Ils secouent la tête, tous, retenant encore leur respiration. Le capitaine crie les mots, les mots importants,
les mots qui rendent tout pur et simple : « Mars c’est Hollywood !
— Bon, pas exactement, crachote le vieux gardien de nuit. Ici, c’est Television City. Moi, je l’appelle la prairie
du monde, mais ça, c’est parce que je suis un vieux gardien de nuit au cœur tendre. Hollywood, le vrai
Hollywood est à quelques kilomètres d’ici. J’vais vous dire, prenez Fairfax Street jusqu’à Sunset Boulevard,
tournez à droite, dépassez La Brea et ensuite…
— Sacrebleu, explose LeBoon, notre radiogoniomètre spatial incroyablement cher et complexe doit s’être
complètement détraqué. Camarades, nous avons réatterri sur la Terre, purement et simplement. »
Les braves recommencent à respirer, ils savent que leur capitaine a enfin élucidé le mystère. « Il n’y a rien
qu’un petit détail qui continue de me chiffonner… admet-il.
— Et quoi donc ?
— Qui était la vermine du désert qu’on a tué au début, près du vaisseau, ce type illustré qui vendait des
mirages ?
— Ah ça ! C’était un élément perturbateur, révèle le vieux gardien de nuit, et rien ni personne ne peut
expliquer un élément perturbateur. Ils sont insaisissables. »
LeBoon hoche la tête. Il fronce les sourcils d’un air sombre.

« Alors, capitaine ? On fait quoi maintenant ? » demande Billy Droy.


Le bon capitaine LeBoon se balance lentement dans ses belles baskets noires, en faisant craquer ses doigts
blancs, si blancs.
Le silence.
« Eh bien, je ne sais pas trop, confesse-t-il avec une moue de gamin. Quoique… J’ai toujours voulu être un
acteur, devenir une grande star, voir mon nom en tête d’affiche, porter la veste dorée d’Elvis et me faire
alpaguer par une horde d’adolescentes aux formes généreuses complètement survoltées. Il se tourne vers
son équipage. Alors, qu’en dites-vous, on joue ?
— Oui-da ! s’enthousiasme l’équipage, jouons ! »
Le vieux gardien de nuit bâille. « Le bureau de casting est quelques rues à l’ouest, les informe-t-il. Dites-leur
que c’est Ed Poe qui vous envoie. En plus, avec tous les figurants que votre aliéné a tués de son pistolet-
abeille, ils auront bien besoin de remplaçants.

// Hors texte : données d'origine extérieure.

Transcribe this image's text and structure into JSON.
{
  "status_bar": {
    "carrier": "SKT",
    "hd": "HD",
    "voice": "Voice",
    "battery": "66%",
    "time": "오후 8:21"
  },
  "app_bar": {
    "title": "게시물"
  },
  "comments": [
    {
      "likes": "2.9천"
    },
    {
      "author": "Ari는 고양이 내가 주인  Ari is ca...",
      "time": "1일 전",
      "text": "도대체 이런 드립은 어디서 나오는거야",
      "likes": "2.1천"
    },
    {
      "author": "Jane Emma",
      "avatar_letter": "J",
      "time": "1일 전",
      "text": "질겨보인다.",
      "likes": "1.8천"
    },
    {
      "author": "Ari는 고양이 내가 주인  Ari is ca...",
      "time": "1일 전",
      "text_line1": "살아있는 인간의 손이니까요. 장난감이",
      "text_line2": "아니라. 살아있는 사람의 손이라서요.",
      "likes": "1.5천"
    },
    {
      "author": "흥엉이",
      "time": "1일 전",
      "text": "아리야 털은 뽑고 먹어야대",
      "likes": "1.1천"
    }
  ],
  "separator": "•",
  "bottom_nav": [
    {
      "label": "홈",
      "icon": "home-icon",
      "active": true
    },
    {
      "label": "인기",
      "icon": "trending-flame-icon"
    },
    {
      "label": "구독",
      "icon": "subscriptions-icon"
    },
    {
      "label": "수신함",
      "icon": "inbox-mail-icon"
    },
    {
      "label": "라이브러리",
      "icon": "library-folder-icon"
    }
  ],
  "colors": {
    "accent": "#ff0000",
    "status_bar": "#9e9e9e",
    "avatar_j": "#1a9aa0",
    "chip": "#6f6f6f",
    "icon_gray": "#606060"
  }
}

— Hourra ! Hourra pour M. Poe ! » applaudit le père O’Foy.
Alors, Juan La Noche, Maria, les trois mendiants irlandais sales et ignares, Billy Droy, Tom Long et les
lieutenants Grow, Coore et Puttey, tous se mettent à hurler : « Hourra ! Hourra ! »

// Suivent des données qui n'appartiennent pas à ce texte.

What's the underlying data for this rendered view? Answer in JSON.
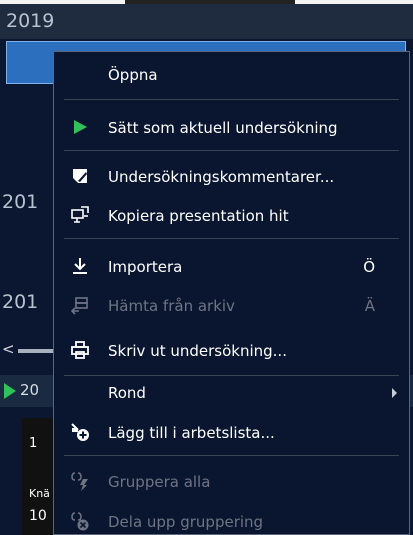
{
  "background": {
    "years": [
      "2019",
      "201",
      "201"
    ],
    "current_row_label": "20",
    "thumbnail": {
      "number": "1",
      "label": "Knä",
      "value": "10"
    }
  },
  "menu": {
    "items": [
      {
        "label": "Öppna",
        "icon": "none",
        "shortcut": "",
        "disabled": false
      },
      {
        "label": "Sätt som aktuell undersökning",
        "icon": "play-icon",
        "shortcut": "",
        "disabled": false
      },
      {
        "label": "Undersökningskommentarer...",
        "icon": "comment-edit-icon",
        "shortcut": "",
        "disabled": false
      },
      {
        "label": "Kopiera presentation hit",
        "icon": "copy-presentation-icon",
        "shortcut": "",
        "disabled": false
      },
      {
        "label": "Importera",
        "icon": "download-icon",
        "shortcut": "Ö",
        "disabled": false
      },
      {
        "label": "Hämta från arkiv",
        "icon": "archive-fetch-icon",
        "shortcut": "Ä",
        "disabled": true
      },
      {
        "label": "Skriv ut undersökning...",
        "icon": "printer-icon",
        "shortcut": "",
        "disabled": false
      },
      {
        "label": "Rond",
        "icon": "none",
        "shortcut": "",
        "disabled": false
      },
      {
        "label": "Lägg till i arbetslista...",
        "icon": "add-to-worklist-icon",
        "shortcut": "",
        "disabled": false
      },
      {
        "label": "Gruppera alla",
        "icon": "group-icon",
        "shortcut": "",
        "disabled": true
      },
      {
        "label": "Dela upp gruppering",
        "icon": "ungroup-icon",
        "shortcut": "",
        "disabled": true
      }
    ]
  },
  "colors": {
    "menu_bg": "#0a1630",
    "play_green": "#2fc25b",
    "disabled_text": "#6e7482",
    "selection_blue": "#2b6fbe"
  }
}
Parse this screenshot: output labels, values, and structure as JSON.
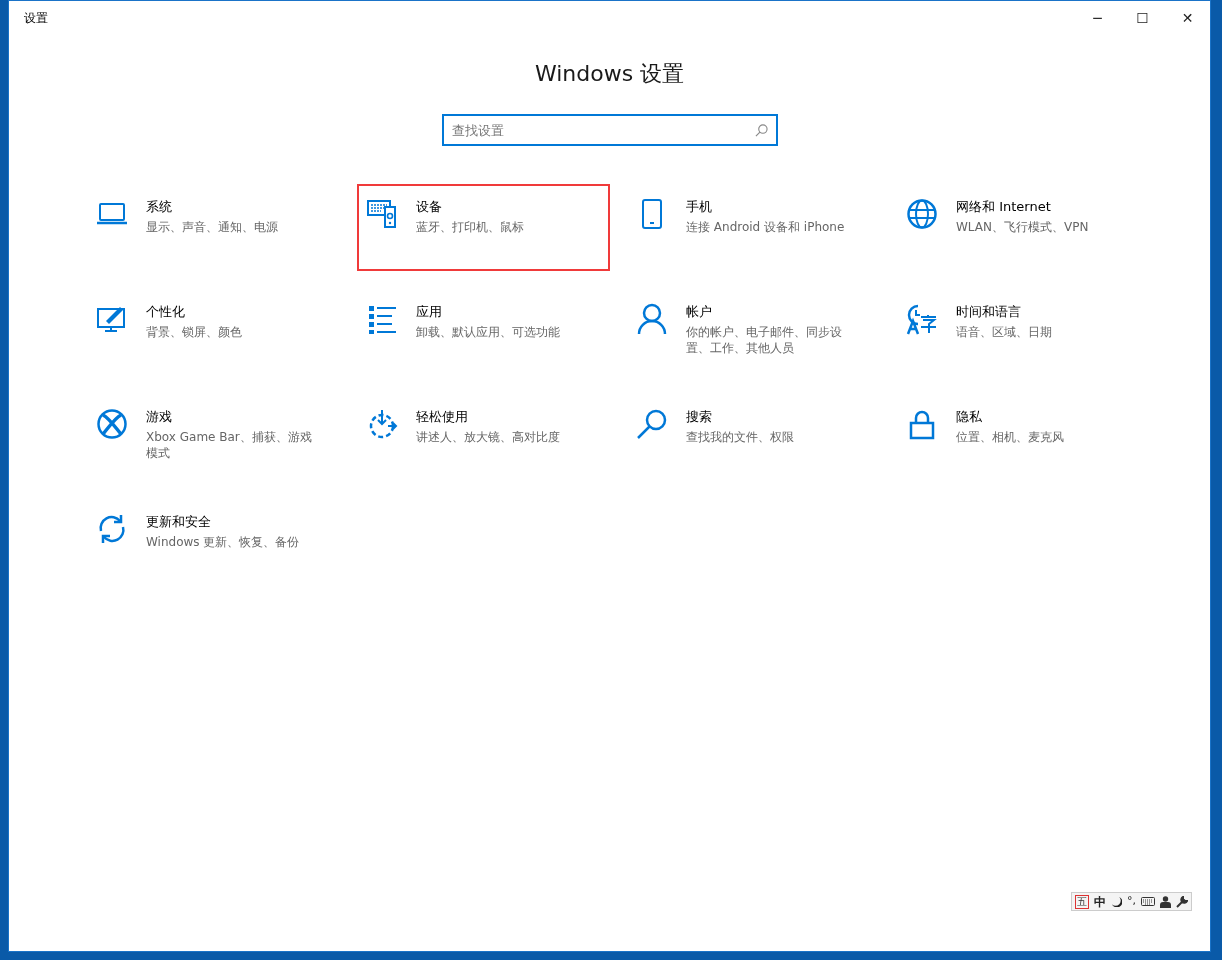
{
  "window": {
    "title": "设置",
    "controls": [
      "─",
      "☐",
      "✕"
    ]
  },
  "heading": "Windows 设置",
  "search": {
    "placeholder": "查找设置"
  },
  "categories": [
    {
      "title": "系统",
      "description": "显示、声音、通知、电源",
      "highlighted": false
    },
    {
      "title": "设备",
      "description": "蓝牙、打印机、鼠标",
      "highlighted": true
    },
    {
      "title": "手机",
      "description": "连接 Android 设备和 iPhone",
      "highlighted": false
    },
    {
      "title": "网络和 Internet",
      "description": "WLAN、飞行模式、VPN",
      "highlighted": false
    },
    {
      "title": "个性化",
      "description": "背景、锁屏、颜色",
      "highlighted": false
    },
    {
      "title": "应用",
      "description": "卸载、默认应用、可选功能",
      "highlighted": false
    },
    {
      "title": "帐户",
      "description": "你的帐户、电子邮件、同步设置、工作、其他人员",
      "highlighted": false
    },
    {
      "title": "时间和语言",
      "description": "语音、区域、日期",
      "highlighted": false
    },
    {
      "title": "游戏",
      "description": "Xbox Game Bar、捕获、游戏模式",
      "highlighted": false
    },
    {
      "title": "轻松使用",
      "description": "讲述人、放大镜、高对比度",
      "highlighted": false
    },
    {
      "title": "搜索",
      "description": "查找我的文件、权限",
      "highlighted": false
    },
    {
      "title": "隐私",
      "description": "位置、相机、麦克风",
      "highlighted": false
    },
    {
      "title": "更新和安全",
      "description": "Windows 更新、恢复、备份",
      "highlighted": false
    }
  ],
  "ime_bar": {
    "mode": "五",
    "language": "中",
    "punctuation": "°,"
  }
}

Ils tournent le dos à l’imposante fusée d’or et courent, bondissent, s’élancent en un courant, une marée, une
crue, une rivière cristalline, cap sur le bureau de casting !
Le vieux gardien rabougri les observe s’éloigner en secouant sa vieille tête rabougrie et peste « maudits
crétins » avant de cracher dans la poussière silencieuse.